А теперь давайте займемся делом. Решения должны принимать только вы. Чего вы от меня ждете? Что я излечу вас от пьянства? Но вы сами сказали, что это не ваша болезнь, а лишь ее симптом. Симптом невозможно вылечить — его можно только облегчить. Болезни можно лечить, когда мы знаем, что они собой представляют и если для лечения есть благоприятные обстоятельства. Тогда симптомы пропадают. Вы больны. Ни о чем другом вы не говорили. Болезнь ваша кажется довольно сложной, но все описания симптомов сложны. Чего вы ожидали, когда приехали в Цюрих?

— Я не ожидал абсолютно ничего. Я вам уже говорил, что видел много психиатров в суде, и они не произвели на меня ни малейшего впечатления.

— Чепуха. Вы бы не приехали, если бы у вас совсем не было надежды, как бы вам ни претило признавать это. Если вы хотите, чтобы мы чего-то достигли, вы не должны позволять себе роскошь отчаяния. Вы для этого слишком стары, хотя в некотором отношении вы и кажетесь моложе своего возраста. Вам сорок. Это критический возраст. Между тридцатью пятью и сорока пятью каждый должен или совершить в своей жизни решительный поворот, или разбить себе голову о каменную стену. Если вы собираетесь когда-либо обрести некоторую меру зрелости, то время для этого как раз наступило. И я должна просить вас не судить психиатров по тому, что вы видели в суде. Юридическое свидетельство и психологическое свидетельство — вещи совершенно разные, а когда вы в вашей мантии находитесь в суде, в своей стихии, где все идет привычным для вас путем, вы можете кого угодно выставить глупцом, что вы и делаете…

— И, я полагаю, обратный случай — это когда в вашем кабинете находится адвокат, а вы — доктор, и вы можете выставить глупцом его, да?

— Моя профессия состоит не в том, чтобы выставлять кого-либо глупцом.
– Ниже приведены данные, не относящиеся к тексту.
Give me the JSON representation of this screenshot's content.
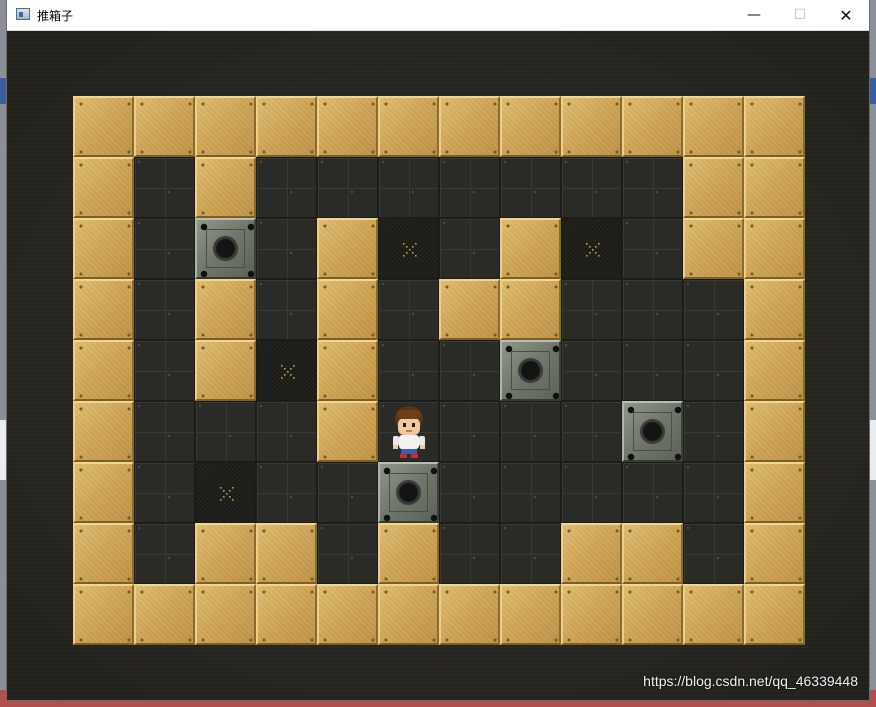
{
  "window": {
    "title": "推箱子",
    "controls": {
      "minimize": "—",
      "maximize": "☐",
      "close": "✕"
    }
  },
  "board": {
    "rows": 9,
    "cols": 12,
    "legend": {
      "W": "wall",
      "F": "floor",
      "T": "target",
      "C": "crate",
      "P": "player"
    },
    "map": [
      "WWWWWWWWWWWW",
      "WFWFFFFFFFWW",
      "WFCFWTFWTFWW",
      "WFWFWFWWFFFW",
      "WFWTWFFCFFFW",
      "WFFFWPFFFCFW",
      "WFTFFCFFFFFW",
      "WFWWFWFFWWFW",
      "WWWWWWWWWWWW"
    ]
  },
  "watermark": "https://blog.csdn.net/qq_46339448"
}
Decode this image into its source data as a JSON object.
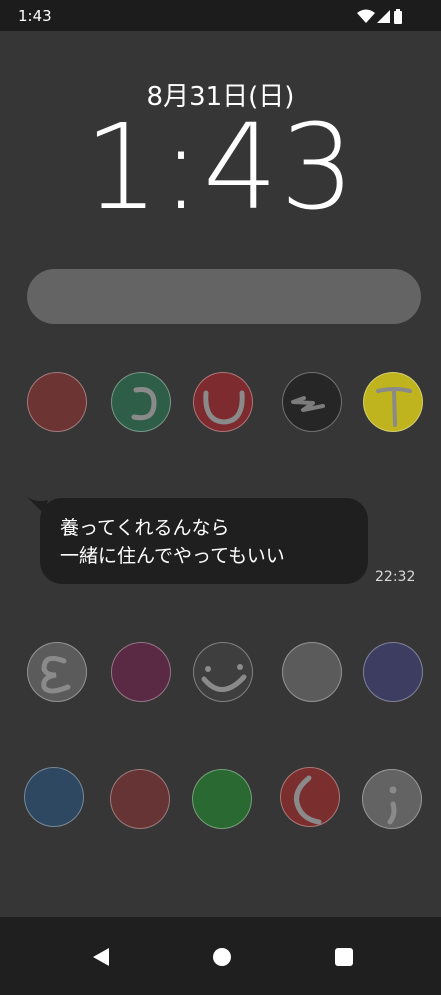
{
  "status_bar": {
    "time": "1:43",
    "icons": [
      "wifi-icon",
      "signal-icon",
      "battery-icon"
    ]
  },
  "lockscreen": {
    "date": "8月31日(日)",
    "clock": "1:43"
  },
  "message": {
    "lines": [
      "養ってくれるんなら",
      "一緒に住んでやってもいい"
    ],
    "time": "22:32"
  },
  "stamp_buttons": {
    "row1": [
      {
        "name": "stamp-button-red",
        "color": "#6d3434",
        "glyph": "none"
      },
      {
        "name": "stamp-button-green-c",
        "color": "#2f5e48",
        "glyph": "c"
      },
      {
        "name": "stamp-button-red-u",
        "color": "#7d2b2e",
        "glyph": "u"
      },
      {
        "name": "stamp-button-black-wave",
        "color": "#262626",
        "glyph": "wave"
      },
      {
        "name": "stamp-button-yellow-t",
        "color": "#bfb41e",
        "glyph": "t"
      }
    ],
    "row2": [
      {
        "name": "stamp-button-gray-epsilon",
        "color": "#5b5b5b",
        "glyph": "epsilon"
      },
      {
        "name": "stamp-button-purple",
        "color": "#5a2a45",
        "glyph": "none"
      },
      {
        "name": "stamp-button-dark-smile",
        "color": "#3e3e3e",
        "glyph": "smile"
      },
      {
        "name": "stamp-button-gray",
        "color": "#5b5b5b",
        "glyph": "none"
      },
      {
        "name": "stamp-button-navy",
        "color": "#3d3d62",
        "glyph": "none"
      }
    ],
    "row3": [
      {
        "name": "stamp-button-blue",
        "color": "#2d4860",
        "glyph": "none"
      },
      {
        "name": "stamp-button-maroon",
        "color": "#663434",
        "glyph": "none"
      },
      {
        "name": "stamp-button-green",
        "color": "#2a6a32",
        "glyph": "none"
      },
      {
        "name": "stamp-button-red-open-c",
        "color": "#7a2e2e",
        "glyph": "openc"
      },
      {
        "name": "stamp-button-gray-semicolon",
        "color": "#636363",
        "glyph": "semicolon"
      }
    ]
  },
  "nav_bar": {
    "buttons": [
      "back-icon",
      "home-icon",
      "recents-icon"
    ]
  }
}
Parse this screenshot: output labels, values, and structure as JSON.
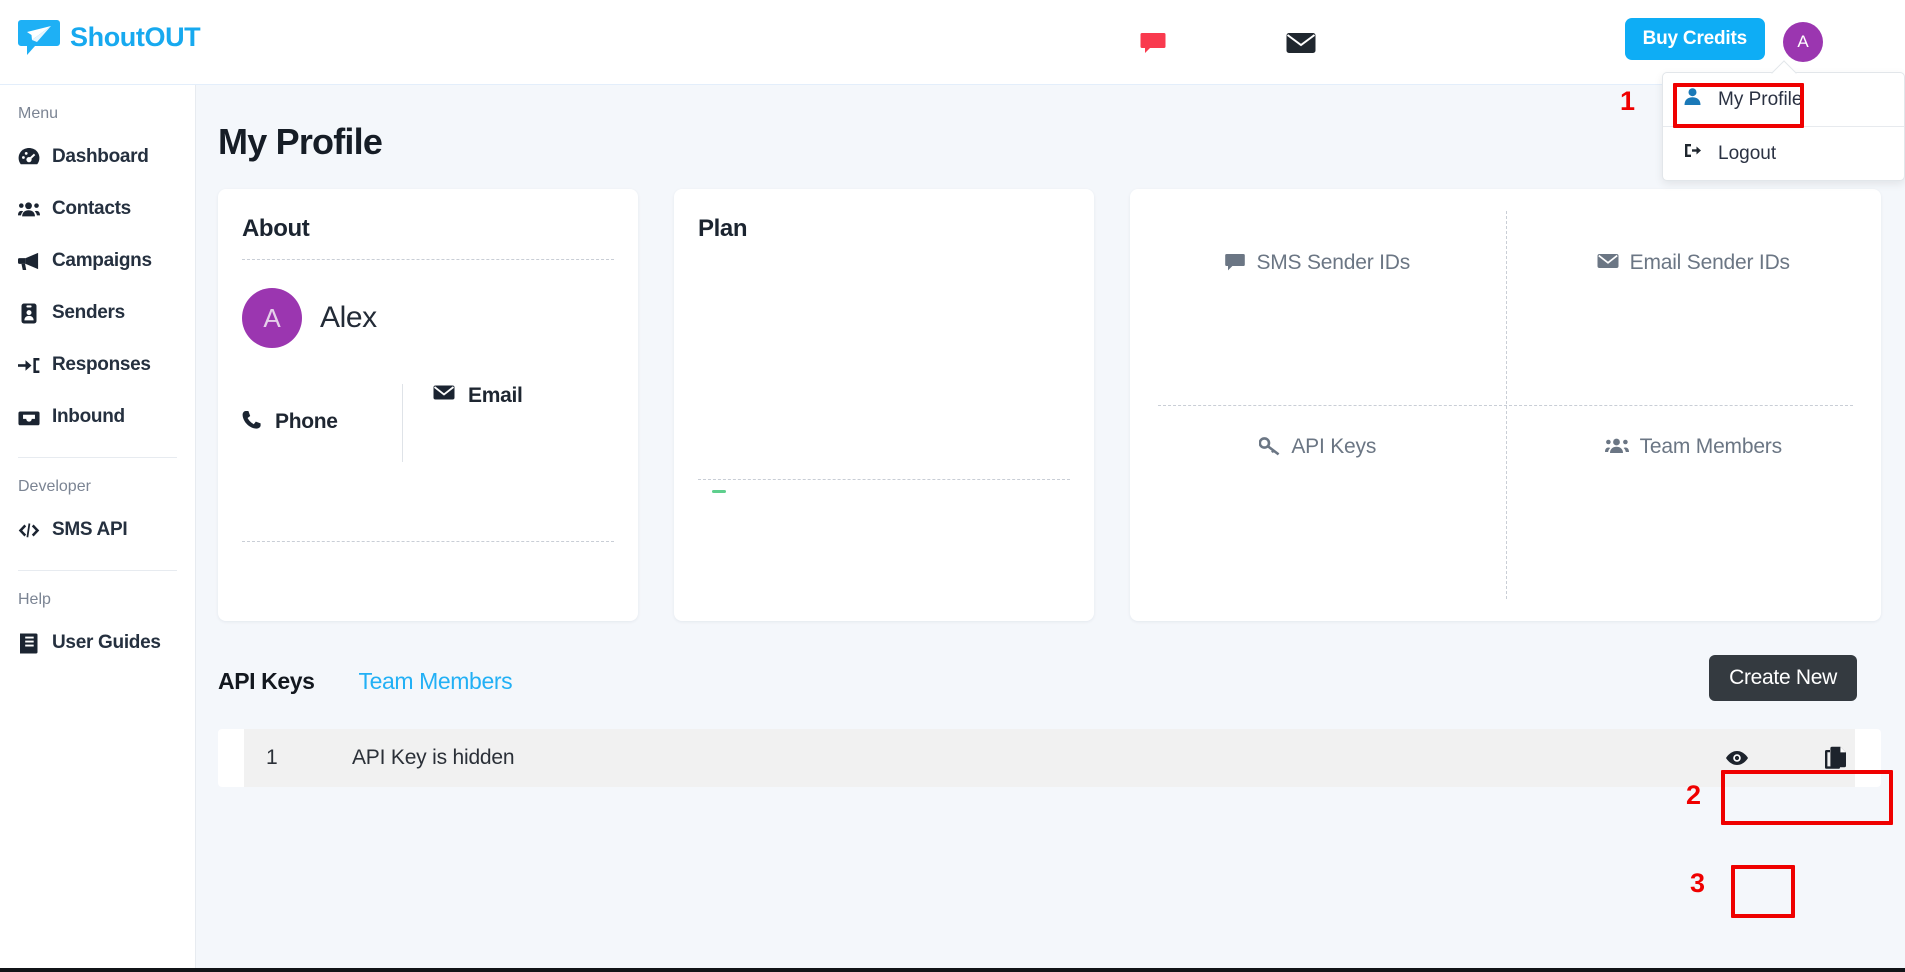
{
  "brand": {
    "name": "ShoutOUT",
    "logo_icon": "paper-plane-chat-icon",
    "color": "#17a9ef"
  },
  "topbar": {
    "chat_icon": "chat-bubble-icon",
    "chat_icon_color": "#f93a4e",
    "mail_icon": "envelope-icon",
    "buy_credits_label": "Buy Credits",
    "buy_credits_color": "#0eadf5",
    "avatar_initial": "A",
    "avatar_color": "#9b36b0"
  },
  "dropdown": {
    "items": [
      {
        "label": "My Profile",
        "icon": "user-icon",
        "icon_color": "#1a79b8"
      },
      {
        "label": "Logout",
        "icon": "sign-out-icon",
        "icon_color": "#20272f"
      }
    ]
  },
  "sidebar": {
    "menu_label": "Menu",
    "menu_items": [
      {
        "label": "Dashboard",
        "icon": "gauge-icon"
      },
      {
        "label": "Contacts",
        "icon": "users-icon"
      },
      {
        "label": "Campaigns",
        "icon": "megaphone-icon"
      },
      {
        "label": "Senders",
        "icon": "id-badge-icon"
      },
      {
        "label": "Responses",
        "icon": "sign-in-arrow-icon"
      },
      {
        "label": "Inbound",
        "icon": "inbox-icon"
      }
    ],
    "developer_label": "Developer",
    "developer_items": [
      {
        "label": "SMS API",
        "icon": "code-icon"
      }
    ],
    "help_label": "Help",
    "help_items": [
      {
        "label": "User Guides",
        "icon": "book-icon"
      }
    ]
  },
  "page": {
    "title": "My Profile"
  },
  "about": {
    "heading": "About",
    "avatar_initial": "A",
    "name": "Alex",
    "phone_label": "Phone",
    "phone_icon": "phone-icon",
    "email_label": "Email",
    "email_icon": "envelope-icon"
  },
  "plan": {
    "heading": "Plan",
    "accent_color": "#5ecf8d"
  },
  "quick_links": {
    "items": [
      {
        "label": "SMS Sender IDs",
        "icon": "comment-icon"
      },
      {
        "label": "Email Sender IDs",
        "icon": "envelope-icon"
      },
      {
        "label": "API Keys",
        "icon": "key-icon"
      },
      {
        "label": "Team Members",
        "icon": "users-icon"
      }
    ]
  },
  "api_keys": {
    "tab_active": "API Keys",
    "tab_link": "Team Members",
    "create_label": "Create New",
    "rows": [
      {
        "index": "1",
        "value": "API Key is hidden",
        "view_icon": "eye-icon",
        "copy_icon": "copy-icon"
      }
    ]
  },
  "annotations": {
    "one": "1",
    "two": "2",
    "three": "3",
    "color": "#ef0000"
  }
}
Если мы хотим добиться с вами положительного эффекта, нужно установить гораздо лучшие отношения. Мы должны прекратить эту профессиональную пикировку и не думать о том, за кем осталось последнее слово.

— Вы хотите сказать, что мы должны быть друзьями?

— Совсем нет. Между нами должны быть отношения пациент — доктор, уважительные отношения. Коли вам это необходимо, можете оспаривать любое мое высказывание, но мы не уйдем далеко, если вы каждую минуту нашего времени будете играть адвоката защиты. Если мы продолжим, то до завершения курса побываем друг для друга кем угодно; я, возможно, буду вашей мачехой, сестрой, экономкой и массой других людей — в зависимости от вашего отношения ко мне. Но если ваша основная забота сводится к тому, чтобы сохранить в собственных глазах имидж блестящего адвоката, запойного и имеющего все основания быть недовольным жизнью, то наша работа продлится вдвое дольше, потому что сначала придется изменить эту вашу установку, а уж затем что-то делать. Это обойдется вам значительно дороже, а я не думаю, что вы любите тратить деньги попусту.

— Верно. А откуда вы знаете?

— Профессиональный секрет… Нет, так дело у нас не пойдет. Надо бы сменить тональность. Представьте-ка, что у меня и раньше были богатые пациенты, а некоторые из них цену деньгам знают… Хотите получить передышку в несколько дней, чтобы решить, что делать дальше?

— Нет. Я уже решил. Я хочу продолжать лечение.

— Почему?

— Но ведь вы знаете почему.

— Да, но я должна выяснить, знаете ли вы.

— Вы согласны со мной, что пьянство — это симптом, а не моя болезнь?

— Давайте не будем говорить о болезни. Болезнью в вашем случае был бы психоз, которого вы боитесь и который, конечно же, всегда возможен. Хотя богатые редко сходят с ума. Вы это знали? Они могут страдать неврозами и часто в самом деле страдают. Но психозами редко. Давайте скажем, что ваше психологическое состояние неудовлетворительно и вы желаете выйти из него. Это вас устроит?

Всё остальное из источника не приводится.